The vaccine was pre-qualified by World Health Organization’s (WHO) Prequalification program which issued an Emergency Use Listing recommendation following clinical trials showing it to be safe and providing protection against polio comparable to the currently used type 2 monovalent OPV (mOPV2).

The nOPV2 is a modified version of mOPV2 and has been in development for about a decade.

Only two countries in Africa, Nigeria and Liberia are using the new vaccine, but Kenya will shortly follow Ivory Coast, Mali, Mauritania, Togo and Cameroon in rolling it out.

The vaccine comes at a time when two cases of polio were detected in Kamukunji in Nairobi and Daadab Refugees camp, in Garissa County two weeks ago. The Daadab case, noted Dr Kuria, was a spill from Somalia and is a normal circulating vaccine derived polio.

The Kamkunji case, however, is a new variant of polio, due to mutation of the virus but “is under investigations as the poliovirus keeps mutating. But there is no cause for alarm as a team of health experts have intensified surveillance.

The two cases were detected during routine immunization program against six childhood killer diseases namely tuberculosis, polio, diphtheria, whooping cough, tetanus and measles.

Late last year, two other cases had been detected in Garissa and Mombasa and this May UNICEF noted that over three million children in 13 counties in Kenya were to be vaccinated against polio with targeted counties including Garissa, Isiolo, Kajiado, Kiambu, Kilifi, Kitui, Lamu and Machakos.

 Others were Mandera, Mombasa, Nairobi, Tana River, Wajir and the Dadaab refugee camp.

But the Covid-19 pandemic interrupted routine immunization and the country thus remains at risk of polio due to low immunization, porous borders with high-risk countries and high population movements “and we are pleading with parents not to ignore normal routine immunization,” says Dr Kuria. “The program shall continue uninterrupted, as we continue with surveillance and monitoring.”

 While launching the campaigns in Garissa in May, UNICEF Representative in Kenya Maniza Zaman termed “polio a devastating childhood disease and as long as one child has polio, no child is safe.
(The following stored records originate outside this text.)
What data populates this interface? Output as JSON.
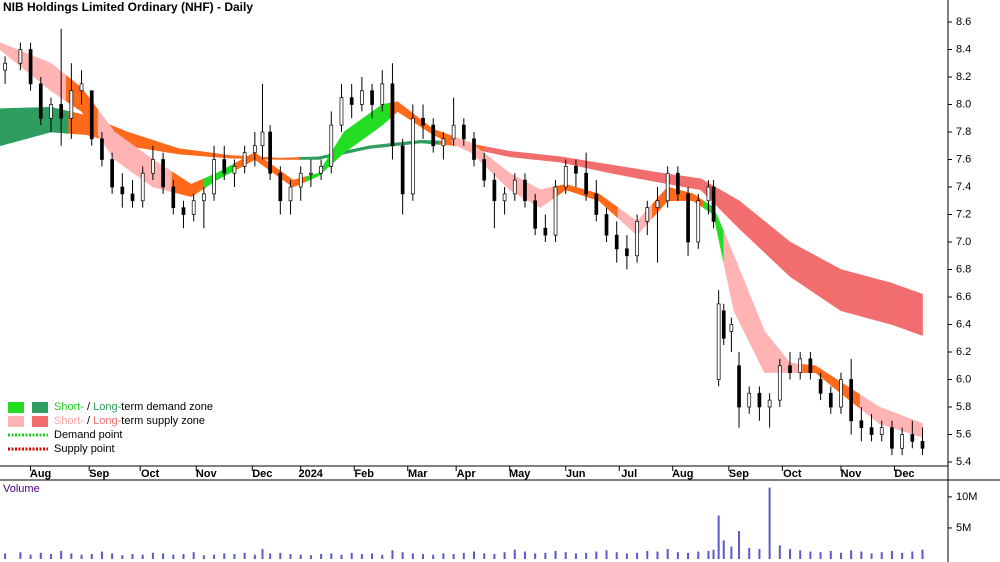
{
  "chart_data": [
    {
      "type": "candlestick",
      "title": "NIB Holdings Limited Ordinary (NHF) - Daily",
      "x": [
        2,
        8,
        12,
        16,
        20,
        24,
        28,
        32,
        36,
        40,
        44,
        48,
        52,
        56,
        60,
        64,
        68,
        72,
        76,
        80,
        84,
        88,
        92,
        96,
        100,
        103,
        106,
        110,
        114,
        118,
        122,
        126,
        130,
        134,
        138,
        142,
        146,
        150,
        154,
        158,
        162,
        166,
        170,
        174,
        178,
        182,
        186,
        190,
        194,
        198,
        202,
        206,
        210,
        214,
        218,
        222,
        226,
        230,
        234,
        238,
        242,
        246,
        250,
        254,
        258,
        262,
        266,
        270,
        274,
        278,
        280,
        282,
        284,
        287,
        290,
        294,
        298,
        302,
        306,
        310,
        314,
        318,
        322,
        326,
        330,
        334,
        338,
        342,
        346,
        350,
        354,
        358,
        362
      ],
      "open": [
        8.25,
        8.3,
        8.4,
        8.15,
        7.9,
        8.0,
        7.9,
        8.1,
        8.1,
        7.75,
        7.6,
        7.4,
        7.35,
        7.3,
        7.5,
        7.6,
        7.4,
        7.25,
        7.2,
        7.3,
        7.35,
        7.6,
        7.5,
        7.55,
        7.65,
        7.7,
        7.8,
        7.5,
        7.3,
        7.4,
        7.5,
        7.5,
        7.55,
        7.85,
        8.05,
        8.0,
        8.1,
        8.0,
        8.15,
        7.7,
        7.35,
        7.9,
        7.85,
        7.7,
        7.75,
        7.85,
        7.75,
        7.6,
        7.45,
        7.3,
        7.35,
        7.45,
        7.3,
        7.1,
        7.05,
        7.4,
        7.55,
        7.5,
        7.35,
        7.2,
        7.05,
        6.95,
        6.9,
        7.15,
        7.25,
        7.3,
        7.5,
        7.35,
        7.0,
        7.3,
        7.4,
        6.0,
        6.5,
        6.35,
        6.1,
        5.8,
        5.9,
        5.8,
        5.85,
        6.1,
        6.05,
        6.15,
        6.0,
        5.9,
        5.8,
        6.0,
        5.7,
        5.65,
        5.6,
        5.65,
        5.5,
        5.6,
        5.55
      ],
      "high": [
        8.35,
        8.45,
        8.45,
        8.2,
        8.05,
        8.55,
        8.3,
        8.25,
        8.1,
        7.8,
        7.65,
        7.5,
        7.45,
        7.55,
        7.7,
        7.65,
        7.45,
        7.3,
        7.35,
        7.4,
        7.7,
        7.7,
        7.6,
        7.7,
        7.8,
        8.15,
        7.85,
        7.55,
        7.45,
        7.55,
        7.6,
        7.6,
        7.95,
        8.15,
        8.15,
        8.2,
        8.15,
        8.25,
        8.3,
        7.75,
        8.0,
        8.0,
        7.9,
        7.8,
        8.05,
        7.9,
        7.8,
        7.65,
        7.5,
        7.4,
        7.5,
        7.5,
        7.35,
        7.2,
        7.45,
        7.6,
        7.6,
        7.65,
        7.45,
        7.25,
        7.15,
        7.05,
        7.2,
        7.3,
        7.4,
        7.55,
        7.55,
        7.4,
        7.35,
        7.45,
        7.45,
        6.65,
        6.55,
        6.45,
        6.2,
        5.95,
        5.95,
        5.9,
        6.15,
        6.2,
        6.2,
        6.2,
        6.05,
        5.95,
        6.05,
        6.15,
        5.8,
        5.75,
        5.7,
        5.7,
        5.65,
        5.7,
        5.65
      ],
      "low": [
        8.15,
        8.25,
        8.1,
        7.85,
        7.8,
        7.7,
        7.75,
        8.0,
        7.7,
        7.55,
        7.35,
        7.25,
        7.25,
        7.25,
        7.45,
        7.35,
        7.2,
        7.1,
        7.15,
        7.1,
        7.3,
        7.45,
        7.4,
        7.5,
        7.55,
        7.6,
        7.45,
        7.2,
        7.2,
        7.3,
        7.4,
        7.45,
        7.5,
        7.8,
        7.9,
        7.95,
        7.9,
        7.95,
        7.6,
        7.2,
        7.3,
        7.75,
        7.65,
        7.6,
        7.7,
        7.7,
        7.55,
        7.4,
        7.1,
        7.2,
        7.3,
        7.25,
        7.05,
        7.0,
        7.0,
        7.35,
        7.4,
        7.3,
        7.15,
        7.0,
        6.85,
        6.8,
        6.85,
        7.05,
        6.85,
        7.25,
        7.3,
        6.9,
        6.95,
        7.2,
        7.1,
        5.95,
        6.25,
        6.2,
        5.65,
        5.75,
        5.7,
        5.65,
        5.8,
        6.0,
        6.0,
        6.0,
        5.85,
        5.75,
        5.75,
        5.6,
        5.55,
        5.55,
        5.55,
        5.45,
        5.45,
        5.5,
        5.45
      ],
      "close": [
        8.3,
        8.4,
        8.15,
        7.9,
        8.0,
        7.9,
        8.1,
        8.15,
        7.75,
        7.6,
        7.4,
        7.35,
        7.3,
        7.5,
        7.6,
        7.4,
        7.25,
        7.2,
        7.3,
        7.35,
        7.6,
        7.5,
        7.55,
        7.65,
        7.7,
        7.8,
        7.5,
        7.3,
        7.4,
        7.5,
        7.5,
        7.55,
        7.85,
        8.05,
        8.0,
        8.1,
        8.0,
        8.15,
        7.7,
        7.35,
        7.9,
        7.85,
        7.7,
        7.75,
        7.85,
        7.75,
        7.6,
        7.45,
        7.3,
        7.35,
        7.45,
        7.3,
        7.1,
        7.05,
        7.4,
        7.55,
        7.5,
        7.35,
        7.2,
        7.05,
        6.95,
        6.9,
        7.15,
        7.25,
        7.3,
        7.5,
        7.35,
        7.0,
        7.3,
        7.4,
        7.15,
        6.55,
        6.3,
        6.4,
        5.8,
        5.9,
        5.8,
        5.85,
        6.1,
        6.05,
        6.15,
        6.05,
        5.9,
        5.8,
        6.0,
        5.7,
        5.65,
        5.6,
        5.65,
        5.5,
        5.6,
        5.55,
        5.5
      ],
      "long_band": {
        "x": [
          0,
          20,
          34,
          50,
          70,
          90,
          110,
          125,
          145,
          165,
          180,
          200,
          220,
          240,
          260,
          275,
          290,
          310,
          330,
          350,
          362
        ],
        "upper": [
          7.97,
          7.98,
          7.92,
          7.8,
          7.68,
          7.63,
          7.61,
          7.62,
          7.7,
          7.74,
          7.73,
          7.66,
          7.62,
          7.56,
          7.5,
          7.46,
          7.3,
          7.0,
          6.8,
          6.7,
          6.62
        ],
        "lower": [
          7.7,
          7.8,
          7.78,
          7.7,
          7.64,
          7.61,
          7.6,
          7.6,
          7.68,
          7.72,
          7.7,
          7.62,
          7.58,
          7.5,
          7.43,
          7.38,
          7.1,
          6.75,
          6.5,
          6.4,
          6.32
        ],
        "colors": [
          "#2e9e60",
          "#2e9e60",
          "#ff6a1a",
          "#ff6a1a",
          "#ff6a1a",
          "#ff6a1a",
          "#ff6a1a",
          "#2e9e60",
          "#2e9e60",
          "#2e9e60",
          "#ff6a1a",
          "#f26d6d",
          "#f26d6d",
          "#f26d6d",
          "#f26d6d",
          "#f26d6d",
          "#f26d6d",
          "#f26d6d",
          "#f26d6d",
          "#f26d6d",
          "#f26d6d"
        ]
      },
      "short_band": {
        "x": [
          0,
          20,
          32,
          45,
          60,
          75,
          85,
          100,
          115,
          125,
          135,
          150,
          156,
          170,
          185,
          200,
          212,
          222,
          235,
          250,
          262,
          272,
          280,
          288,
          300,
          310,
          320,
          330,
          345,
          362
        ],
        "upper": [
          8.45,
          8.3,
          8.12,
          7.8,
          7.6,
          7.42,
          7.5,
          7.65,
          7.45,
          7.5,
          7.8,
          8.0,
          8.02,
          7.82,
          7.72,
          7.5,
          7.38,
          7.42,
          7.35,
          7.15,
          7.4,
          7.35,
          7.25,
          6.9,
          6.35,
          6.12,
          6.1,
          5.98,
          5.8,
          5.68
        ],
        "lower": [
          8.4,
          8.1,
          7.95,
          7.6,
          7.4,
          7.33,
          7.45,
          7.6,
          7.4,
          7.48,
          7.65,
          7.85,
          7.95,
          7.78,
          7.65,
          7.38,
          7.25,
          7.38,
          7.3,
          7.05,
          7.3,
          7.3,
          7.2,
          6.5,
          6.05,
          6.05,
          6.05,
          5.9,
          5.68,
          5.58
        ],
        "colors": [
          "#ffb3b3",
          "#ffb3b3",
          "#ff6a1a",
          "#ffb3b3",
          "#ffb3b3",
          "#ff6a1a",
          "#22dd22",
          "#ff6a1a",
          "#ff6a1a",
          "#22dd22",
          "#22dd22",
          "#22dd22",
          "#ff6a1a",
          "#ff6a1a",
          "#ffb3b3",
          "#ffb3b3",
          "#ffb3b3",
          "#ff6a1a",
          "#ff6a1a",
          "#ffb3b3",
          "#ff6a1a",
          "#ff6a1a",
          "#22dd22",
          "#ffb3b3",
          "#ffb3b3",
          "#ffb3b3",
          "#ff6a1a",
          "#ff6a1a",
          "#ffb3b3",
          "#ffb3b3"
        ]
      },
      "xlim": [
        0,
        372
      ],
      "xticks": [
        {
          "value": 12,
          "label": "Aug"
        },
        {
          "value": 35,
          "label": "Sep"
        },
        {
          "value": 55,
          "label": "Oct"
        },
        {
          "value": 77,
          "label": "Nov"
        },
        {
          "value": 99,
          "label": "Dec"
        },
        {
          "value": 118,
          "label": "2024"
        },
        {
          "value": 139,
          "label": "Feb"
        },
        {
          "value": 160,
          "label": "Mar"
        },
        {
          "value": 179,
          "label": "Apr"
        },
        {
          "value": 200,
          "label": "May"
        },
        {
          "value": 222,
          "label": "Jun"
        },
        {
          "value": 243,
          "label": "Jul"
        },
        {
          "value": 264,
          "label": "Aug"
        },
        {
          "value": 286,
          "label": "Sep"
        },
        {
          "value": 307,
          "label": "Oct"
        },
        {
          "value": 330,
          "label": "Nov"
        },
        {
          "value": 351,
          "label": "Dec"
        }
      ],
      "ylim": [
        5.371,
        8.76
      ],
      "yticks": [
        8.6,
        8.4,
        8.2,
        {
          "value": 8,
          "label": "8.0"
        },
        7.8,
        7.6,
        7.4,
        7.2,
        {
          "value": 7,
          "label": "7.0"
        },
        6.8,
        6.6,
        6.4,
        6.2,
        {
          "value": 6,
          "label": "6.0"
        },
        5.8,
        5.6,
        5.4
      ],
      "legend": {
        "position": "lower left",
        "items": [
          {
            "swatches": [
              "#22dd22",
              "#2e9e60"
            ],
            "parts": [
              {
                "text": "Short-",
                "color": "#22cc22"
              },
              {
                "text": " / ",
                "color": "#000000"
              },
              {
                "text": "Long-",
                "color": "#2e9e60"
              },
              {
                "text": "term demand zone",
                "color": "#000000"
              }
            ]
          },
          {
            "swatches": [
              "#ffb3b3",
              "#f26d6d"
            ],
            "parts": [
              {
                "text": "Short-",
                "color": "#ffa0a0"
              },
              {
                "text": " / ",
                "color": "#000000"
              },
              {
                "text": "Long-",
                "color": "#f26d6d"
              },
              {
                "text": "term supply zone",
                "color": "#000000"
              }
            ]
          },
          {
            "dotted": "#22cc22",
            "parts": [
              {
                "text": "Demand point",
                "color": "#000000"
              }
            ]
          },
          {
            "dotted": "#dd0000",
            "parts": [
              {
                "text": "Supply point",
                "color": "#000000"
              }
            ]
          }
        ]
      }
    },
    {
      "type": "bar",
      "title": "Volume",
      "color": "#5a5ac8",
      "x": [
        2,
        8,
        12,
        16,
        20,
        24,
        28,
        32,
        36,
        40,
        44,
        48,
        52,
        56,
        60,
        64,
        68,
        72,
        76,
        80,
        84,
        88,
        92,
        96,
        100,
        103,
        106,
        110,
        114,
        118,
        122,
        126,
        130,
        134,
        138,
        142,
        146,
        150,
        154,
        158,
        162,
        166,
        170,
        174,
        178,
        182,
        186,
        190,
        194,
        198,
        202,
        206,
        210,
        214,
        218,
        222,
        226,
        230,
        234,
        238,
        242,
        246,
        250,
        254,
        258,
        262,
        266,
        270,
        274,
        278,
        280,
        282,
        284,
        287,
        290,
        294,
        298,
        302,
        306,
        310,
        314,
        318,
        322,
        326,
        330,
        334,
        338,
        342,
        346,
        350,
        354,
        358,
        362
      ],
      "values": [
        900000,
        1100000,
        700000,
        1000000,
        800000,
        1300000,
        900000,
        700000,
        800000,
        1200000,
        900000,
        600000,
        800000,
        700000,
        1000000,
        900000,
        700000,
        800000,
        1100000,
        600000,
        700000,
        900000,
        800000,
        1000000,
        700000,
        1600000,
        900000,
        1000000,
        800000,
        700000,
        600000,
        800000,
        900000,
        700000,
        1000000,
        800000,
        900000,
        700000,
        1400000,
        1100000,
        900000,
        800000,
        700000,
        900000,
        800000,
        1000000,
        1200000,
        900000,
        800000,
        1100000,
        1500000,
        1200000,
        900000,
        1000000,
        1300000,
        1100000,
        900000,
        1000000,
        1200000,
        1400000,
        1100000,
        900000,
        1000000,
        1300000,
        1200000,
        1600000,
        1100000,
        1000000,
        1200000,
        1300000,
        1500000,
        7000000,
        3000000,
        2000000,
        4500000,
        1800000,
        1600000,
        11500000,
        2200000,
        1600000,
        1400000,
        1200000,
        1100000,
        1300000,
        1000000,
        1400000,
        1200000,
        900000,
        1100000,
        1300000,
        1000000,
        1200000,
        1500000
      ],
      "xlim": [
        0,
        372
      ],
      "ylim": [
        0,
        12400000
      ],
      "yticks": [
        {
          "value": 10000000,
          "label": "10M"
        },
        {
          "value": 5000000,
          "label": "5M"
        }
      ]
    }
  ]
}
To eradicate polio, all children in all households must be immunized.”

  About five months later, Kuria noted that the campaigns have been successful, with at least 95 percent coverage and any further outbreaks of any childhood diseases “can be averted through supplementary immunization vaccines. As we celebrate World Polio Day on October 24, we are happy for the achievement the country has attained in eradicating the disease.”

In August last year, Africa Regional Certification Commission (ARCC) for Polio Eradication, officially declared that Africa free of wild poliovirus; the second huge achievement for Africa after eradicating smallpox in May 1980.

The decision by ARCC come in after an exhaustive, decades-long process of documentation and analysis of polio surveillance, immunization and laboratory capacity of the region’s 47 member states, which included conducting field verification visits to each country.